Rheinische Post - Mönchengladbach and Korschenbroich
Umstrittener Sieger, streitender Verlierer
Auch das Börsenjahr war ein besonderes. Gewinner-Aktie war der Dax-Neuling Delivery Hero. Absteiger des Jahres: das Bayer-Papier.
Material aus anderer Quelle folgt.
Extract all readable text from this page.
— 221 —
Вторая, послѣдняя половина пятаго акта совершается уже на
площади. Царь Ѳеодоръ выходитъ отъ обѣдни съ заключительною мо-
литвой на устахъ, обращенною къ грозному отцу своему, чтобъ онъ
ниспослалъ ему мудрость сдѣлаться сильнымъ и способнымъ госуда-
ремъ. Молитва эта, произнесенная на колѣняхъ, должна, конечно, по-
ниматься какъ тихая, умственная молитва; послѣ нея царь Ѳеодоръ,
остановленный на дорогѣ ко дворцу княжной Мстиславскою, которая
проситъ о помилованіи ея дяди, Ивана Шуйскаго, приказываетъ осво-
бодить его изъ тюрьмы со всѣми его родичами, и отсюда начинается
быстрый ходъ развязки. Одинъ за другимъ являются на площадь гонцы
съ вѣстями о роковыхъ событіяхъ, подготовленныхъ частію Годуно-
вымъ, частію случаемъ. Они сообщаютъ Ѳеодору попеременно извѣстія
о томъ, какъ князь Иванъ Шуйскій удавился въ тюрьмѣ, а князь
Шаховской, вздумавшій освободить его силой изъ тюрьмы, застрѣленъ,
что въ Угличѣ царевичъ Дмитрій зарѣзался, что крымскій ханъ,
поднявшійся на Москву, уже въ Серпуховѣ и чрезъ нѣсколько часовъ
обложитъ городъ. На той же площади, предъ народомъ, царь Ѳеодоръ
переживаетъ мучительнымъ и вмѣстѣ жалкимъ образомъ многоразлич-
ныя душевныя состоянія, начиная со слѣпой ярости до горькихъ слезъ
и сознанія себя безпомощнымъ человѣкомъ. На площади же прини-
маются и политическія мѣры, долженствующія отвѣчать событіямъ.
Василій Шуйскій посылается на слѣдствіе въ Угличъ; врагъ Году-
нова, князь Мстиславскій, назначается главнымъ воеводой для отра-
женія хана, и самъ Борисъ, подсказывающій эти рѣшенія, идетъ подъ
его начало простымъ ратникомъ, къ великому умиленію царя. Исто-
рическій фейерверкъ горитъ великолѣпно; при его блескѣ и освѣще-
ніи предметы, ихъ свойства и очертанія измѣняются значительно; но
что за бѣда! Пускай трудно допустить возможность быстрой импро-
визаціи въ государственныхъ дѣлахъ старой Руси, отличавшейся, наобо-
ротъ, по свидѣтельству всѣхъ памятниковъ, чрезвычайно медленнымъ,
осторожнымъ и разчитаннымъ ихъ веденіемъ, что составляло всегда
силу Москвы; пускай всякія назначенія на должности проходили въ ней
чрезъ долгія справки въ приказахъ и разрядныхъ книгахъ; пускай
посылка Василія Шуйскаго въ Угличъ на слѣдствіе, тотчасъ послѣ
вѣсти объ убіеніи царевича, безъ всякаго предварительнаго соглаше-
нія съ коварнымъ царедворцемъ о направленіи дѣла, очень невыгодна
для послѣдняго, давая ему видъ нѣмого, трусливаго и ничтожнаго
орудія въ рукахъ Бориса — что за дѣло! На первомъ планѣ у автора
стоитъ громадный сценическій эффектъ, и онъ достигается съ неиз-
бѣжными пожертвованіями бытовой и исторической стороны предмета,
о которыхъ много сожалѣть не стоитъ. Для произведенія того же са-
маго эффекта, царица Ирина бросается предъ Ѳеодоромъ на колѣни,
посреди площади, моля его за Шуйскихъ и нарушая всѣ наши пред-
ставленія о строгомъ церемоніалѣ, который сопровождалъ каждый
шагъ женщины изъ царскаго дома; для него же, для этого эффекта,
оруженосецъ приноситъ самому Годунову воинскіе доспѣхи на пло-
DÜSSELDORF Milliarden weg, Bilanzen manipuliert, Manager in Haft oder auf der Flucht: Der spektakuläre Betrug beim Finanzdienstleister Wirecard hatte viele Folgen. Eine davon ist der geplante Umbau der deutschen Börsenlandschaft, bei dem es unter anderem darum geht, dass demnächst kein Unternehmen mehr in den Dax kommen soll, das seine Profitabilität nicht schon nachhaltig unter Beweis gestellt hat. Hätte diese Regel schon vor vier Monaten gegolten, wäre der große Dax-Gewinner gar nicht dabei: Delivery Hero, das weltweit Online-Bestellplattformen für Essen betreibt und nach dem Zwangsabstieg von Wirecard in den wichtigsten deutschen Aktien-Index nachrückte, hat noch nie Gewinn gemacht. Trotzdem beträgt das Kursplus seit August 70 Prozent. Damit hat die Aktie des Unternehmens, die am Mittwoch zum Börsenschluss mit 126,80 Euro notierte, die beste
Jahres-Performance hingelegt.
Aber kann die Aktie im Dax auf Dauer ein lohnendes Investment sein? „Delivery Hero ist eine Wette auf die Zukunft“, sagt Jürgen Kurz, Sprecher der Deutschen Schutzvereinigung für Wertpapierbesitz. Natürlich sei das Geschäft mit Essenslieferdiensten,
das in der Corona-Krise noch mal einen Schub bekommen habe, ein wachsender Markt, aber die Margen seien nicht hoch: „Am Ende muss man zu den drei bis fünf Unternehmen gehören, die sich den Markt aufteilen werden“, glaubt Kurz. Fazit: Delivery
Hero boomt, bleibt aber ein unsicherer Kantonist.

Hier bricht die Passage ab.